Past Programs
Partnerships to Improve Community Health (PICH) (2014-2017)
PICH is an initiative that supported implementation of evidence-based strategies to improve the health of communities and reduce the prevalence of chronic disease. PICH awardees implemented population-based strategies, tailored to individual community needs, across various settings to create greater access to healthier environments.
National Implementation and Dissemination for Chronic Disease Prevention (2014-2017)
The National Implementation and Dissemination for Chronic Disease Prevention program helped national organizations and local networks promote healthy communities, prevent chronic diseases, and reduce health disparities.
Community Transformation Grants Program (CTG) (2011-2013)

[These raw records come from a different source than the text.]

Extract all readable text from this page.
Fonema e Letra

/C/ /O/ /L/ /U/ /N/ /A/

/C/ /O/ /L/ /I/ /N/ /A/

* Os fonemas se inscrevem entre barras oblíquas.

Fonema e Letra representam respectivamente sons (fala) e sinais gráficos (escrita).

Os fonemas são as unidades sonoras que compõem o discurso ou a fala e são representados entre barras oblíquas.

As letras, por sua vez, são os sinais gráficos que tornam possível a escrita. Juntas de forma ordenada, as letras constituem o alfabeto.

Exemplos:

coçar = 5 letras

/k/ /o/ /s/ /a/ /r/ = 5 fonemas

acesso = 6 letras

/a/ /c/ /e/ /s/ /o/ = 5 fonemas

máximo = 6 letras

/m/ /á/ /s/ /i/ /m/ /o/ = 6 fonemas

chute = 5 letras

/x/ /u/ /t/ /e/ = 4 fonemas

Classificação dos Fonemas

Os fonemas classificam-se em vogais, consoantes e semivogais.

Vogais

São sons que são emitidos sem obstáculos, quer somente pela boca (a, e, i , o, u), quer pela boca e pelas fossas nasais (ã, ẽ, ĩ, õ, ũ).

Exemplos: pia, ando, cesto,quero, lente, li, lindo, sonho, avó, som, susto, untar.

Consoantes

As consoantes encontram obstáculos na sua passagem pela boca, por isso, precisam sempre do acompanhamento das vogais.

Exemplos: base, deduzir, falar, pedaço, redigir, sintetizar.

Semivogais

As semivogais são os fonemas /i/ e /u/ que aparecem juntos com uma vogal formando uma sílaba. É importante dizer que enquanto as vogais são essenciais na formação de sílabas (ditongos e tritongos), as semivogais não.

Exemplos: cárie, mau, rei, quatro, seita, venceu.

CTG supported community-level efforts to reduce chronic disease. All awardees worked to improve the health of the nation with strategies that focused on tobacco-free living, active living and healthy eating, and clinical and community preventive services to prevent and control high blood pressure and high cholesterol.
Funded by the Affordable Care Act’s Prevention and Public Health Fund, CTG ran for 5 years and reached more than 1 in 3 U.S. citizens—about 120 million Americans. In 2011, CTG awarded $103 million to 61 state and local government agencies, tribes and territories, and nonprofit organizations in 36 states. In 2012, CTG expanded to reach more people in more places. The CTG Small Communities Grants awarded approximately $70 million to communities with a population size of less than 500,000 residents.
Communities Putting Prevention to Work (CPPW) (2010-2012)
CPPW was a locally driven initiative that supported 50 communities to tackle obesity and tobacco use, two of the leading preventable causes of death and disability in the United States. CPPW communities spanned the nation and included urban, rural, and tribal communities.
More than 55 million people—or 1 out of 6 Americans—live in a city, town, or tribal community that benefitted from this initiative. These communities made healthy living easier by implementing environmental changes such as
- Increasing opportunities for safe, active transportation;
- Ensuring the provision of healthy food and beverage options in schools;
- Limiting exposure to secondhand smoke; and
- Increasing available tobacco cessation resources.
These efforts laid the foundation for improved quality of life in the short term and a sustainable reduction in diseases associated with obesity and tobacco use over the long term.
Healthy Communities Program (2008-2012)
The Healthy Communities Program (HCP) worked with communities through local, state, territory, and national partnerships to establish, advance, and maintain effective population-based strategies to reduce the burden of chronic disease and achieve health equity. Strategies focused on where people live, learn, work, and play, and addressed major risk factors, including tobacco exposure, physical inactivity, and unhealthy eating. Since 2009, 247 communities received CDC resources.
HCP —
- Increased access to healthy foods in parks, schools, and low-income neighborhoods;
- Increased breastfeeding rates by providing support to nursing mothers such as adequate facilities in public spaces;
- Increased residents’ physical activity opportunities by working with schools to require daily physical education with at least the minimum recommended physical activity time;
- Increased community walking, biking, and trail paths;
- Provided safer opportunities for exercise by implementing the Complete Streets strategies and Safe Routes to Schools; and
- Decreased residents’ exposure to secondhand smoke in parks, playgrounds, and public buildings.